Dhurandhar, and Why It Felt Personal

I had stopped going to Hindi movies in theaters.

Not suddenly — just gradually. A trailer would come out, I’d watch it, feel mildly interested… and then do nothing. Maybe I’d tell myself I’ll catch it on OTT. Most of the time, I never did.

Somewhere along the way, watching a movie stopped feeling like something to look forward to. It started feeling like a gamble — and more often than not, not worth taking.

Even the shortcuts didn’t help. I’d skim through reviews, scroll past reactions, try to get a sense of whether it was “worth it.” But none of it really made the decision easier. If anything, it just reinforced the hesitation.

The hesitation followed me even after Dhurandhar Part 1 released. I didn’t rush to watch it. In fact, I waited almost a month.

But then something interesting started happening. The reactions didn’t line up. Most of what I was seeing was positive — people seemed genuinely excited about it. But there was also a noticeable pushback from some corners, dismissing it outright.

That contrast is what caught my attention.

Going to the theater isn’t something I do casually anymore. It means blocking out a few hours, coordinating at home, and deciding it’s worth the effort.

I walked in a few minutes late. The film had already begun, and I had to catch up quickly — piece together where we were, who we were following.

Hamza was making his way toward the Pakistan border from the Afghanistan side, and within a few minutes, I found myself settling in. Not because something dramatic happened, but because the world felt… unforced.

The locations didn’t feel staged. The silences lingered just a bit longer than usual. Even the background score stayed out of the way, letting the tension build without forcing it. It wasn’t pushing me to react — and that made me lean in.

I wanted to see where this would go.

Hamza makes his way into Lyari and quietly embeds himself within a factional gang. There’s no dramatic entry, no moment designed to announce his presence. He earns trust slowly and begins to influence decisions from within.

And somewhere in that stretch, it clicked for me.

I was rooting for Hamza from the start. That part was never in question.
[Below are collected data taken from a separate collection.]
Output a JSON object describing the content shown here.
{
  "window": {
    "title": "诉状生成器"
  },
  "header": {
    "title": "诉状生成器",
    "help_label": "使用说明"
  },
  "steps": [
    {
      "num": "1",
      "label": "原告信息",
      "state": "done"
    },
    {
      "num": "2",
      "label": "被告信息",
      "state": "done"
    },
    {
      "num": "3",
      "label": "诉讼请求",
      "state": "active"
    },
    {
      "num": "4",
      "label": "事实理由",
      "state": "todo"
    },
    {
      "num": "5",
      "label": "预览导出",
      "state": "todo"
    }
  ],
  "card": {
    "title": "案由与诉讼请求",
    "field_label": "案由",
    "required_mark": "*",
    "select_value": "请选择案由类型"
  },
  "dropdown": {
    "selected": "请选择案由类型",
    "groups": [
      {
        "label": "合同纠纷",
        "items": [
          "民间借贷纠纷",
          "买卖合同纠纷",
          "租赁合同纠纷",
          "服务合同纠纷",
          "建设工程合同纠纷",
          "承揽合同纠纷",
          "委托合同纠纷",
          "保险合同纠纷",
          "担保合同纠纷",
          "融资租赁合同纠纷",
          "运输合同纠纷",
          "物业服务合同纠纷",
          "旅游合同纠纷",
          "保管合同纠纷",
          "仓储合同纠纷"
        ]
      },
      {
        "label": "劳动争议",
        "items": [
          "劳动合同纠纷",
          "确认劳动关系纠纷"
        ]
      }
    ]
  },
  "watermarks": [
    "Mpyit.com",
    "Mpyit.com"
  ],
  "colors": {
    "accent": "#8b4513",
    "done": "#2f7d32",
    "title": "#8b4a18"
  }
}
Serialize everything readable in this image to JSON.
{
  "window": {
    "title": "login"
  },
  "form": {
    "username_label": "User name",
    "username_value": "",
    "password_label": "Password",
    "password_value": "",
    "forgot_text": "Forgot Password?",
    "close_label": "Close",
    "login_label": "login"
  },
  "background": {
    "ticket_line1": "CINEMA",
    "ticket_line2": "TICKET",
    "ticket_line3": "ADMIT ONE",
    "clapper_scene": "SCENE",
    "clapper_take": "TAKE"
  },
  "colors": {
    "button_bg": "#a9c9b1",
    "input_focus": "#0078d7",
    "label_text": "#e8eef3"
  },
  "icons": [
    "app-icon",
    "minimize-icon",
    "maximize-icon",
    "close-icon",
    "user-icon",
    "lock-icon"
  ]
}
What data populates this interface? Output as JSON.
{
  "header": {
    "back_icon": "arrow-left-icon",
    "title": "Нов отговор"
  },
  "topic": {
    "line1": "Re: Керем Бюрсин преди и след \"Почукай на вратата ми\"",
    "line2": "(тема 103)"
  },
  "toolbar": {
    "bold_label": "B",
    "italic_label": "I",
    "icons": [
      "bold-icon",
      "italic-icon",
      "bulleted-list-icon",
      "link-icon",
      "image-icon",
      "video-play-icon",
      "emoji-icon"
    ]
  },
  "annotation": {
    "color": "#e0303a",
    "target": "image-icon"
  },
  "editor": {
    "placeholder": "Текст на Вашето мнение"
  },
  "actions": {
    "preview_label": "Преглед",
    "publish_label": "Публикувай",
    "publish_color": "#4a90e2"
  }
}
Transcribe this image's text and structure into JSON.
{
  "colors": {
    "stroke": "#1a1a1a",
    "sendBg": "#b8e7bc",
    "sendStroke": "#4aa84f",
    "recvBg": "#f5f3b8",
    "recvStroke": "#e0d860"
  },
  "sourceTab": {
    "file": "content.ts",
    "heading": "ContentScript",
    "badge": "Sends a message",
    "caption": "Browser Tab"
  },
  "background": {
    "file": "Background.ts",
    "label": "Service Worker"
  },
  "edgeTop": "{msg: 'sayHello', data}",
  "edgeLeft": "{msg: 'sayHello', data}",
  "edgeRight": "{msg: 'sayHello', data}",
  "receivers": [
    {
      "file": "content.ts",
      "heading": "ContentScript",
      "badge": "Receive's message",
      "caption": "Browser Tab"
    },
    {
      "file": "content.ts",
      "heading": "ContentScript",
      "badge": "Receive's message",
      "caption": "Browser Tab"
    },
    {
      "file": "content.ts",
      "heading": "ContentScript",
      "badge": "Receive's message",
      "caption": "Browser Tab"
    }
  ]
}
But what stood out was how little the film tried to reinforce it. There was no constant elevation, no insistence on making him larger than the moment. It didn’t keep reminding me who he was supposed to be.

It simply let him move through the story — and trusted that I would stay with him.

And I did.

It felt restrained in a way I hadn’t seen in a long time.

I didn’t notice it immediately, but somewhere along the way, I had gotten used to a certain kind of storytelling.

In most films, the hero is announced early — elevated, framed in a way that leaves no ambiguity about who you’re supposed to root for. Even before the story unfolds, the cues are already in place.

And sitting there, watching Hamza move through the story without any of that, I realized how unusual it felt — not because it was extraordinary, but because it wasn’t trying to be.

There was nothing to latch onto except the character himself. No shortcuts. No cues. Just actions and consequences.

It wasn’t just the story that felt restrained — it was the way it trusted the viewer.

It didn’t push, didn’t signal, didn’t try to make a point louder than it needed to.

Maybe that’s what stayed with me. After a long time, I wasn’t reacting to a movie. I was just… watching one.

What stayed with me wasn’t just what I saw on screen, but what it changed outside it.

For someone who had gotten used to waiting, delaying, and eventually skipping most films, this felt different. I didn’t find myself second-guessing the next part, or waiting for reactions to settle.

I just wanted to go back and see where it went.

When I went back for Part 2, I expected the usual shift — louder moments, bigger stakes, a push to outdo the first part.

But it didn’t. It stayed with the same restraint. It didn’t try to earn attention again — it assumed it already had it.

Even as the stakes expanded, it didn’t feel like the film was trying to announce that shift. The story moved forward without underlining it — letting the tension build without forcing it.

There were moments that lingered — not because they were designed to impress, but because they weren’t rushed. They were allowed to unfold — and settle.

The ending brings closure to the story — but not in the way I had come to expect.

It stops just short of the moment that would have tied everything together neatly.

In doing so, it leaves you sitting with it — not reacting, not analyzing, just absorbing.

That, more than anything, stayed.

I had stopped going to the movies because they stopped holding me.

This one didn’t just pull me back — it held me there, all the way through.

For the first time in a long time, that was enough.